A little client update for you all, so we’re perfectly clear that they’re my people when I start yammering about them on (le) blog. This July, I started working for soprano Sondra Radvanovsky and composer Julia Wolfe. I’m also doing some consulting work for Chamber Music America, and am handling the PR for Cecilia Bartoli’s next album, Sacrificium, this fall. I told my colleagues at Decca that it really warmed my heart that they thought of me when an album about genital mutilation came along. We all have our special things.

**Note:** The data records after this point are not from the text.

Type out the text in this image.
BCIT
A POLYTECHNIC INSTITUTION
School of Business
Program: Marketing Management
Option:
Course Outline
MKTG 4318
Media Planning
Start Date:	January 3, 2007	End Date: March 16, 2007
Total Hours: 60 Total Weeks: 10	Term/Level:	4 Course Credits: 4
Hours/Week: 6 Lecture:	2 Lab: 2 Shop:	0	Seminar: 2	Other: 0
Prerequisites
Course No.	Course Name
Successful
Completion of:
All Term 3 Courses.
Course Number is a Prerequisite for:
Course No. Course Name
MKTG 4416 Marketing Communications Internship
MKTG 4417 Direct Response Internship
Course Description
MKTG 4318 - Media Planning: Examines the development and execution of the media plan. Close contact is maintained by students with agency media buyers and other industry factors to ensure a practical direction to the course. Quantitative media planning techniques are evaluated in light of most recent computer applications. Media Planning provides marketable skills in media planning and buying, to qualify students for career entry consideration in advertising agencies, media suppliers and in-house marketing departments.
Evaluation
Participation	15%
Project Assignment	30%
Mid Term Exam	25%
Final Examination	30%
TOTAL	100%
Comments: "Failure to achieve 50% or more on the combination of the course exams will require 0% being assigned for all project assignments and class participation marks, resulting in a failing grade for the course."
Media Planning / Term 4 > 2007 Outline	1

Few things entertain me more than when publicists don’t tell people who their clients are. You’re the publicist: you should be putting your clients’ names out in the world as much as humanly possible! When I worked at IMG, I asked one publicist why his clients’ names weren’t on a website. “We want people to think our clients are getting all the press they’re getting on their own,” he answered. I almost see his point, but then…what the what? Is it some great badge of honor for an artist to get things on his or her own? Would an audience care if the artist they were seeing at, say, McCarter got to that stage without a manager? When I read a newspaper profile I don’t think, wow, good-on the publicist. Well actually I personally do think that, but that’s only because I’m PR-obsessed. The average Jane/Joe reading the Arts + Leisure section surely doesn’t care, they’re just presumably glad the piece happened.
Of course, as evidenced from a year of this blog, I don’t think anything should be kept secret, so perhaps I’m not the most unbiased person to speak on the subject.
Cee says
“I told my colleagues at Decca that it really warmed my heart that they thought of me when an album about genital mutilation came along.”
That’s definitely fulfills my quotient of daily laughs!